The present study had some limitations. First, the sample size was relatively small (HOT: n = 8; CON: n = 7). The sample size was comparable to previous studies, which determined thermoregulatory (Travers et al. 2020) or hepcidin responses to endurance training (Ishibashi et al. 2020; Zügel et al. 2020). Moreover, inter-individual variations in the respective parameters (i.e., serum hepcidin concentrations, Fig. 2) were small. However, further determination with increased number of endurance athletes may be valuable. Second, heat stress during all training sessions in the HOT groups appeared to be modest compared with previous studies (Lorenzo et al. 2010; Neal et al. 2016; Travers et al. 2020), because ambient temperature was set at 35 °C in the HOT group.
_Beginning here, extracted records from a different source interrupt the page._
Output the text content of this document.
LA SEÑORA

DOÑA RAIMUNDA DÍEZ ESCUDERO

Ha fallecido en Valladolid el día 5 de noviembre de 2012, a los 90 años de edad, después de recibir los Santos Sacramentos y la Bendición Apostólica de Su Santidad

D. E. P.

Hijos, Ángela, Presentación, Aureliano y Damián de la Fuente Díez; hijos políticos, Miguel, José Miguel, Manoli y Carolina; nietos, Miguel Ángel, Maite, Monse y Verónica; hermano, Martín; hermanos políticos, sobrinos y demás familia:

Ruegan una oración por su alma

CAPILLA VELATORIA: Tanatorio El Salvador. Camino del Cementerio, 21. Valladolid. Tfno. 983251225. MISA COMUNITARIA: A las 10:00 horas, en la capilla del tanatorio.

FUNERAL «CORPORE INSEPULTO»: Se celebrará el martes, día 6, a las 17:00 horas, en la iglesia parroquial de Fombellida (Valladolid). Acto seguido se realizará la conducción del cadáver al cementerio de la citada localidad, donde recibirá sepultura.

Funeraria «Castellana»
In contrast, many previous studies utilized 38–40 °C to produce heat stress during the HA protocol (Lorenzo et al. 2010; Neal et al. 2016; Travers et al. 2020). This may be a reason why the HA was modest in the HOT group. Thus, further research is needed to investigate the exercise-induced hepcidin elevation after HA when utilizing greater heat stress (e.g., 38–40 °C) during HA protocols. Finally, the findings of the present study may be specific to iron-sufficient subjects (i.e., ferritin > 60 ng/mL). As hepcidin responses following exercise have been suggested to be influenced by iron status (Peeling et al. 2014), the impact of hepcidin responses to endurance training under hot conditions should be clarified in such populations (e.g., ferritin < 20–30 ng/mL). Moreover, we did not evaluate blood ferritin concentrations after HST, which affect post-exercise blood hepcidin concentrations.

Conclusion

10 days of endurance training under hot conditions improved thermoregulation, whereas endurance exercise-induced hepcidin elevation under hot conditions was not attenuated compared to before the training period. The present findings suggest that short-term HA training under hot conditions does not affect iron metabolism, at least in terms of hepcidin activity. Therefore, endurance training under hot conditions can improve thermoregulatory capacity and endurance capacity (Lorenzo et al. 2010; Tyler et al. 2016; Saunders et al. 2019; Waldron et al. 2021) without affecting iron metabolism.